The story read: “Officials have worried that the new restrictions could interfere with a huge development in Clinton, where ADM has proposed the construction of a large ethanol production facility.

“Some of the land for that project is being taken through condemnation, and critics warn the measure approved Wednesday could bring that project to a halt, costing hundreds of jobs.”

Local officials say the inaccuracy of those statements is threefold:

n While ADM recently announced plans to purchase all South Clinton properties west of South Fourth Street to construct a PHA plastics plant, an ethanol facility in Clinton is not in the works.

n Existing ADM jobs would not be affected if the PHA project could not move forward for whatever reason, said ADM officials. If a roadblock halted the project, the new jobs would not be realized, but no estimates have yet been given.

n At this point there has been no indication that eminent domain will be utilized.

ADM officials stated Thursday that some properties have already been purchased seller-willing, or options to purchase signed.

“The city is not involved in any condemnation,” said Planning Director John Staszewski, “nor have we been asked to.”

No discussion or planning to use eminent domain has taken place, said City Attorney Matt Brisch.

When ADM was in the process of purchasing land for the co-generation facility in 2004, said former City Attorney Bruce Johansen, the company talked with the city about whether it would use eminent domain if necessary.
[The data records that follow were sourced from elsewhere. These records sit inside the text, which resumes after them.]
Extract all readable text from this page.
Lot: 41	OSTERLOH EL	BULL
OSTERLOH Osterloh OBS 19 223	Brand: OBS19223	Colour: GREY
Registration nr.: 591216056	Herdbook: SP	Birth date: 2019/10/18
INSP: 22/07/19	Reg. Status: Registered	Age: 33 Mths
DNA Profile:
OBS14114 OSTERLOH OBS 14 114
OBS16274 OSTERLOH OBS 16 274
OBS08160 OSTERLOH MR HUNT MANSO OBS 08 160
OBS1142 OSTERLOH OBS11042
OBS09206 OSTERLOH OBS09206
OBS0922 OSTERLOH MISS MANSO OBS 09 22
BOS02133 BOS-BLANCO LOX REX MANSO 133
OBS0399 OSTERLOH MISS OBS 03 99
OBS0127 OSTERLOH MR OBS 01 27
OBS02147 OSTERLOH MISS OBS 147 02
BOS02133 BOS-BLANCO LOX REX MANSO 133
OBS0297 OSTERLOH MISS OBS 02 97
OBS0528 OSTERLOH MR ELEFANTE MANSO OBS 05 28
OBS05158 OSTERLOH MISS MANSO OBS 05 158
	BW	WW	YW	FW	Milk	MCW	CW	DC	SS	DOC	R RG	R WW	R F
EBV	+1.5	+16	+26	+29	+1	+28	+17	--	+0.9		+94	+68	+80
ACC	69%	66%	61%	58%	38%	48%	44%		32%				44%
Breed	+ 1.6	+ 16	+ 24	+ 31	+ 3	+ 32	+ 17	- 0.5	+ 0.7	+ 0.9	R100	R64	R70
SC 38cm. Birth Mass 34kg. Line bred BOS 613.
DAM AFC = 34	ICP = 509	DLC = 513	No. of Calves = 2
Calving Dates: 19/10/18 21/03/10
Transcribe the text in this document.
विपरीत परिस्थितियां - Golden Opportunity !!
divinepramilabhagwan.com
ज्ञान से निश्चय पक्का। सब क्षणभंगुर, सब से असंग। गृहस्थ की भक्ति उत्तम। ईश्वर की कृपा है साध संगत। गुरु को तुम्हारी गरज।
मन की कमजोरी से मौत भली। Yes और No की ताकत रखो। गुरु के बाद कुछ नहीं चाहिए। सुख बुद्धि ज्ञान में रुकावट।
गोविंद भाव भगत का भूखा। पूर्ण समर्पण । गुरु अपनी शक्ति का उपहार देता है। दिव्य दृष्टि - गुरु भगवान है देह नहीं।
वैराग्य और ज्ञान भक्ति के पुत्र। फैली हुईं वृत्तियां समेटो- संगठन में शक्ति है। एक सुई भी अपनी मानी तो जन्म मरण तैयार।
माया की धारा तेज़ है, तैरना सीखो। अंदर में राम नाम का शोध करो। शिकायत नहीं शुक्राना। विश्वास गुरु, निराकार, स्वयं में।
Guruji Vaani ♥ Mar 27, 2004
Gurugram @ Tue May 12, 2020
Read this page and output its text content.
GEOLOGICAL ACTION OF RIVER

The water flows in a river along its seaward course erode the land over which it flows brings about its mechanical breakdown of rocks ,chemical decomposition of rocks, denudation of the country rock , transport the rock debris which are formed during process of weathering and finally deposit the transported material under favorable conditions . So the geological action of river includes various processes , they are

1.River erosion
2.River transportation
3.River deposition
No formal request was ever made.

“I would think...” he said, “if all else fails” the City Council would make the decision,” he said.

“I don’t think anyone wants to invoke eminent domain,” said Clinton Area Chamber of Commerce President Dennis Lauver, “but it’s a tool for keeping prices in” a reasonable range.

Eminent domain was used to acquire a handful of properties for the construction of the Mill Creek Parkway. A few owners appealed the measure to the district court, but the cases were resolved prior to going to trial. In that case, the project was for public use, not economic development.

Land also was acquired through eminent domain for Hy-Vee, but not from unwilling sellers. In one case, the owner was not able to be located, so a free-and-clear title could not be conveyed. That issue was resolved by the condemnation board, said Johansen.

The proposed legislation would limit the ability of governmental bodies to acquire private property through eminent domain. The Senate bill is a compromised version of one passed by the House of Representatives in February.

“I think that it is the intent of the Senate to agree with the House to make (eminent domain) tougher,” said Sen. Roger Stewart, D-Preston, but added that he does not know what the outcome will be.